Récemment, une recrudescence a été enregistrée : sept cas de gonococcies ont été diagnostiqués en septembre 2012, alors que le nombre moyen était de 1,2 cas (extrêmes: 0-3 cas) de janvier 2005 à août, un pic qui correspond aussi à 10 fois le nombre de cas de gonococcies diagnostiquées de septembre à décembre 2012 par rapport aux mêmes mois des sept années précédentes.
En hausse également en 2012, les syphilis actives diagnostiquées par sérologie, 2,7 fois plus (164 cas) que durant la période 2005-2011 (de 44 à 84 cas par an, 62 en moyenne).

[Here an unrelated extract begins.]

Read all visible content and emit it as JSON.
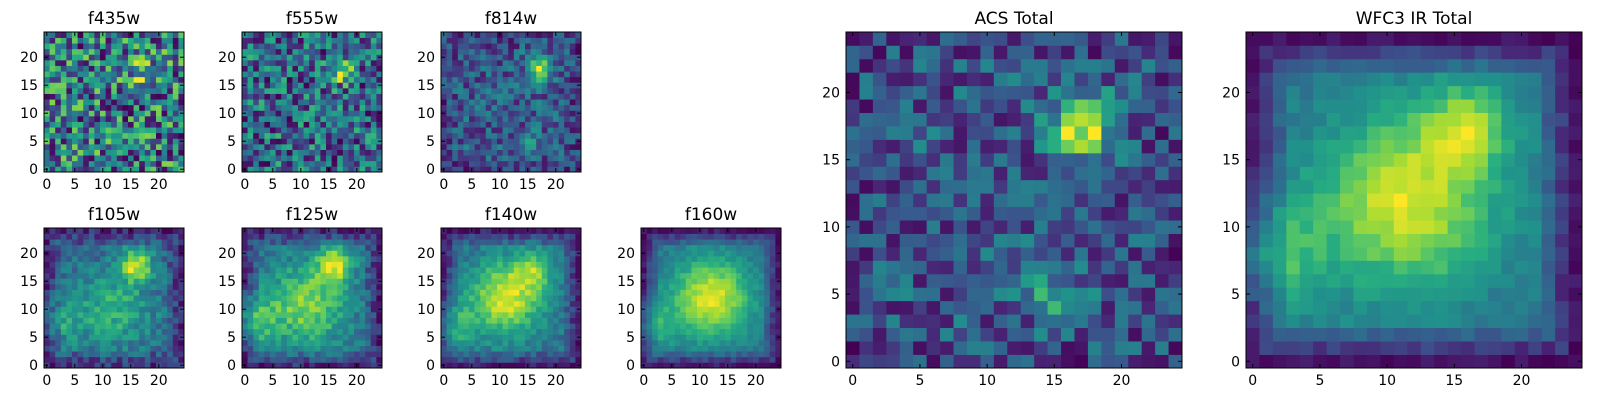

Progresse aussi le nombre annuel de personnes primo-infectées par le VIH : 1,8 fois plus élevé en 2012 (16 cas) qu’au cours des années 2005-2011 (9 cas en moyenne).

En 2012, 81% des cas de gonococcies, 89% des syphilis actives, et 100% des primo-infections VIH ont été diagnostiquées chez des hommes, dont l’âge moyen était respectivement de 29, 46, et 39 ans. Parmi les cas de primo-infections VIH, le nombre d’hommes touchés explose : le sexe-ratio homme/femme entre les périodes 2005-2010 (37 hommes pour 13 femmes) et 2011-2012 (27 hommes pour 1 femme) (p= 0,014 ).

A l’instar des systèmes de surveillance déployés en Angleterre et au Pays de Galles, la vigie marseillaise fondée sur les diagnostics d’infection est en mesure de détecter en temps réel des changements dans l’incidence des maladies infectieuses. Grâce à ce dispositif, Marseille a été le premier centre européen à repérer et décrire une augmentation des infections sexuellement transmissibles en 2012.